I said goodbye for Leo, too; he sat apart from the rest of us, as if to physically distance himself from the corpse across the room. He appears confused and angry but most likely also -- or simply -- sad.
At Aunt Mary’s funeral mass last month, I’d seen the officiant
ring the bells on the altar, and like many other moments during that day, it
had telegraphed to me that our marking of her passing from this world was a rehearsal for my
father’s day and time. And today, sitting in the front row, I could see the
bells again.
Similarly as I’d prepared to enter the church, I’d heard
the church bells tolling from the steeple, and I thought, ‘Today they toll for me
– or for someone so close to me, no distinction can be made.’

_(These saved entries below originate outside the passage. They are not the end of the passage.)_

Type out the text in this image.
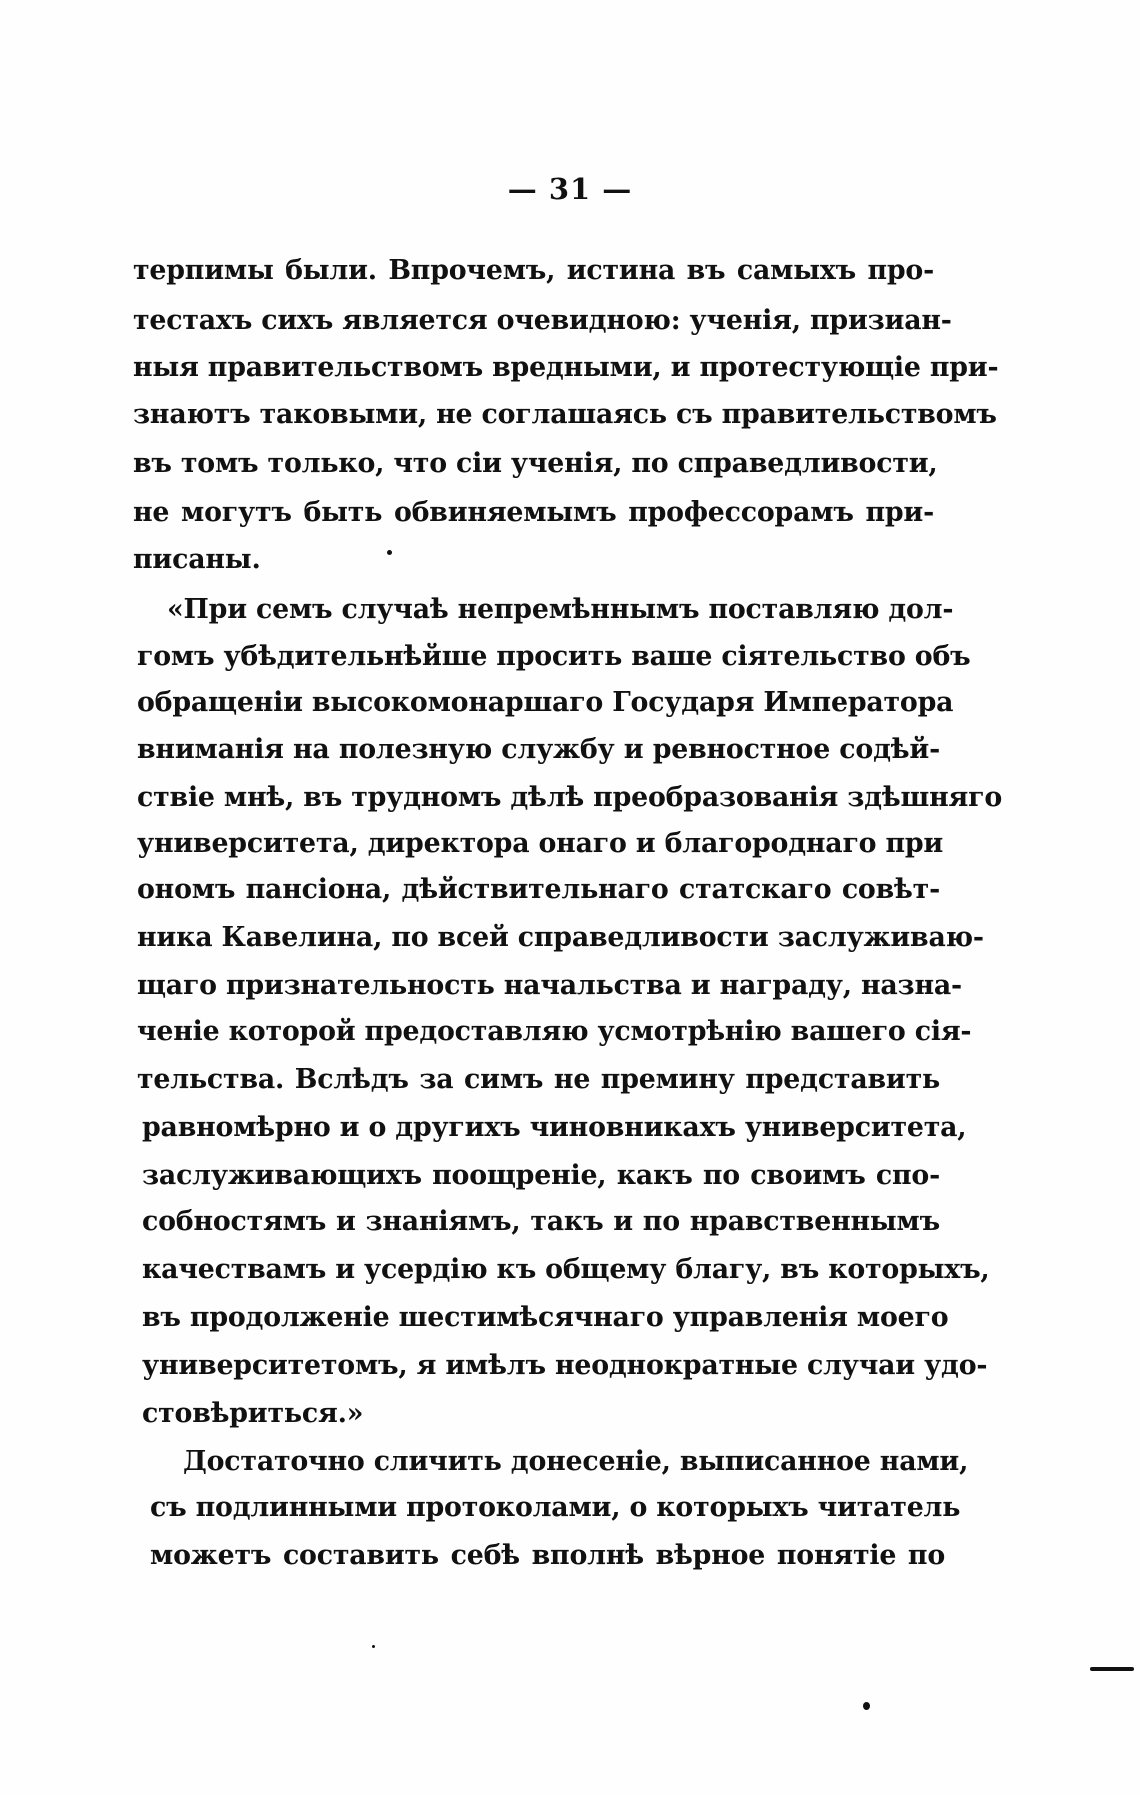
— 31 —
терпимы были. Впрочемъ, истина въ самыхъ про-
тестахъ сихъ является очевидною: ученія, призиан-
ныя правительствомъ вредными, и протестующіе при-
знаютъ таковыми, не соглашаясь съ правительствомъ
въ томъ только, что сіи ученія, по справедливости,
не могутъ быть обвиняемымъ профессорамъ при-
писаны.
«При семъ случаѣ непремѣннымъ поставляю дол-
гомъ убѣдительнѣйше просить ваше сіятельство объ
обращеніи высокомонаршаго Государя Императора
вниманія на полезную службу и ревностное содѣй-
ствіе мнѣ, въ трудномъ дѣлѣ преобразованія здѣшняго
университета, директора онаго и благороднаго при
ономъ пансіона, дѣйствительнаго статскаго совѣт-
ника Кавелина, по всей справедливости заслуживаю-
щаго признательность начальства и награду, назна-
ченіе которой предоставляю усмотрѣнію вашего сія-
тельства. Вслѣдъ за симъ не премину представить
равномѣрно и о другихъ чиновникахъ университета,
заслуживающихъ поощреніе, какъ по своимъ спо-
собностямъ и знаніямъ, такъ и по нравственнымъ
качествамъ и усердію къ общему благу, въ которыхъ,
въ продолженіе шестимѣсячнаго управленія моего
университетомъ, я имѣлъ неоднократные случаи удо-
стовѣриться.»
Достаточно сличить донесеніе, выписанное нами,
съ подлинными протоколами, о которыхъ читатель
можетъ составить себѣ вполнѣ вѣрное понятіе по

As we pulled away from the cemetery, I looked back
through the window of the limo and saw his casket after it had been lowered into
the ground. In other words: buried. The work required after the solemn words are pronounced -- the whole point of the trip, indeed.
When I’d arrived in Avon two days before the wake, my devoutly Catholic but heavy in mourning mother speculates that perhaps heaven – the idea of life after death -- is all “a hoax.” Billions of people have died, she says, and yet we don’t really know what happens.
Before I got in the car, I'd thought: I am driving into the unknown. He will not be there. He will not be elsewhere. He’s no longer sick but he also isn’t better in the sense we normally mean.
Only one person now lives at 329.
I spent Sunday and Monday in a way I rarely do: constantly checking my phone. And the phone responded in a way it rarely does: new texts or emails every time.
I am not wracked with grief every moment of the day but when I wake up or when I transition into another activity – collecting something from a shop, for example – I am suddenly aware that he is no longer. I am fine, I am even happy, I am moving about and then a piece of information smacks me across the face. He’s gone.
I imagine my life as a country and all the borders are secure, or so I think, and then suddenly I see one corner of my nation has been infiltrated, invaded. There is a gap, a hole, a breach. Everything is not OK: He’s no longer your father in the way you’ve always known him to be.
It's as if unbeknownst to me, I loved being his daughter – loved the version of Earth where he was still alive.
As I'd packed my suitcase for the funeral -- the reckoning -- I gathered a few books to keep watch over me. I found myself reading Psalm 23 over and over (“The Lord is my shepherd” – or as my father would have said, “The Lord is my Taylor.”). I also looked up Psalm 40, marveling over how Bono made the Bible verse even better in song. I will sing, sing a new song.
I threw clothes into a suitcase. I don’t have anything nice, or in any event, I don’t have anything for a funeral. But besides, what would I want to wear? Nothing will seem right. I pictured myself standing awkwardly in some dress that was ill-fitting perhaps because air would feel ill-fitting.
I write these notes as we sit in the limo, headed toward the repast. I have not been thinking a lot about writing. But while editing for CNN the other day, I opened up the file for the photo gallery entitled, 'People We Lost in 2021,' and I thought, well, I have someone to add.